このとんでもなく浅薄な伯爵家嫡男が、先々代のシュタイナー伯爵なのだ。
「貴方は、私を愛していたんじゃなくて、私がお祖母さまの孫娘だから結婚したのでしょう?」
だから、事業には一切関わらせなかった。事業家同士の噂は商人たちの噂に通じ、どこまで掘り返されるか予想がつかないから。社交界では、すべての悪意ある噂から遠ざけるその様子が、どれほど愛情に満ちているか囁かれ、羨望の的になった。
だけど、その事実を知った時、シアーシャが抱いていた違和感は疑問に変化した。
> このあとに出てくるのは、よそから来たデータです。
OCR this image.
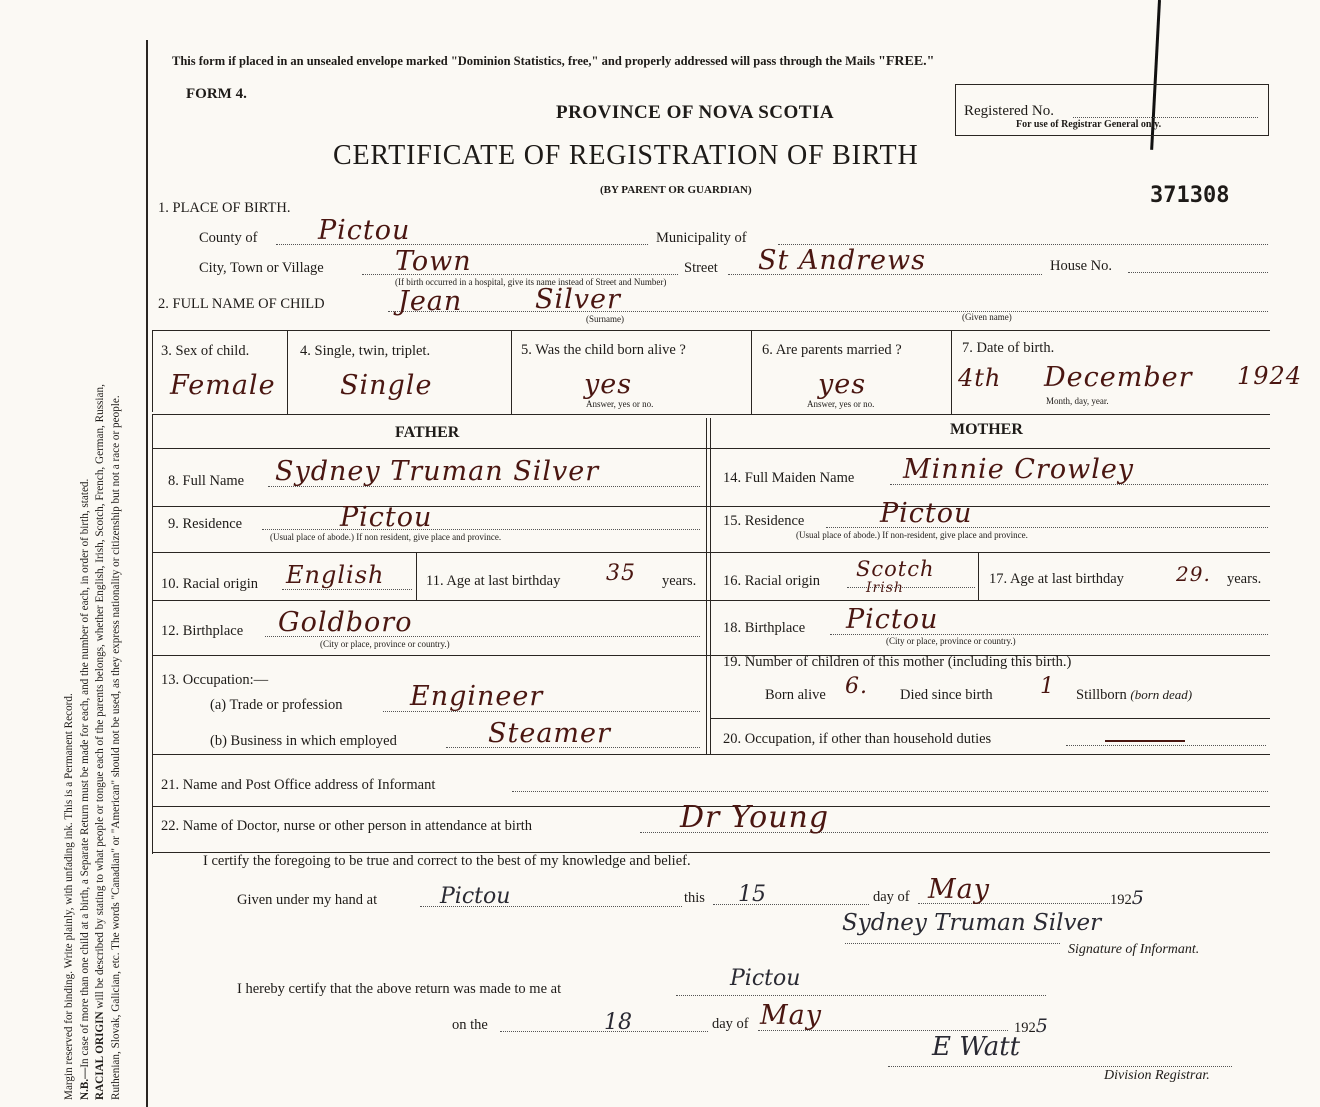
Margin reserved for binding. Write plainly, with unfading ink. This is a Permanent Record. N.B.—In case of more than one child at a birth, a Separate Return must be made for each, and the number of each, in order of birth, stated. RACIAL ORIGIN will be described by stating to what people or tongue each of the parents belongs, whether English, Irish, Scotch, French, German, Russian, Ruthenian, Slovak, Galician, etc. The words "Canadian" or "American" should not be used, as they express nationality or citizenship but not a race or people.
This form if placed in an unsealed envelope marked "Dominion Statistics, free," and properly addressed will pass through the Mails "FREE."
FORM 4.
PROVINCE OF NOVA SCOTIA
CERTIFICATE OF REGISTRATION OF BIRTH
(BY PARENT OR GUARDIAN)
Registered No.
For use of Registrar General only.
371308
1. PLACE OF BIRTH.
County of Pictou	Municipality of
City, Town or Village	Town
(If birth occurred in a hospital, give its name instead of Street and Number)
Street St Andrews	House No.
2. FULL NAME OF CHILD	Jean	Silver
(Surname)	(Given name)
3. Sex of child.
Female
4. Single, twin, triplet.
Single
5. Was the child born alive ?
yes
Answer, yes or no.
6. Are parents married ?
yes
Answer, yes or no.
7. Date of birth.
4th December 1924
Month, day, year.
FATHER	MOTHER
8. Full Name Sydney Truman Silver
9. Residence	Pictou
(Usual place of abode.) If non resident, give place and province.
10. Racial origin English	11. Age at last birthday 35 years.
12. Birthplace Goldboro
(City or place, province or country.)
13. Occupation:—
(a) Trade or profession	Engineer
(b) Business in which employed	Steamer
14. Full Maiden Name Minnie Crowley
15. Residence	Pictou
(Usual place of abode.) If non-resident, give place and province.
16. Racial origin Scotch
Irish
17. Age at last birthday	29. years.
18. Birthplace Pictou
(City or place, province or country.)
19. Number of children of this mother (including this birth.)
Born alive 6. Died since birth 1 Stillborn (born dead)
20. Occupation, if other than household duties
21. Name and Post Office address of Informant
22. Name of Doctor, nurse or other person in attendance at birth	Dr Young
I certify the foregoing to be true and correct to the best of my knowledge and belief.
Given under my hand at	Pictou	this 15	day of May	1925
Sydney Truman Silver
Signature of Informant.
I hereby certify that the above return was made to me at	Pictou
on the	18	day of May	1925
E Watt
Division Registrar.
それは、本当に愛と言えるのか―――――?
シュタイナー伯爵夫妻の根深い問題点が、だんだん明らかになってきています。
デキの悪い息子とデキの悪い尊属は、同じくらいタチが悪いですよね!
少しは周りの迷惑を考えてほしいものです。
伯爵夫妻のお話、あと二、三話くらいで結果が出る予定です。それでシュタイナー伯爵の章は完結です。
その後、後日談でアマンダのその後で完全終了。やっぱり、ヒロインのその後は気になりますよね~
短編予定が結構な長編になってしまいましたが、もう少しで完走です。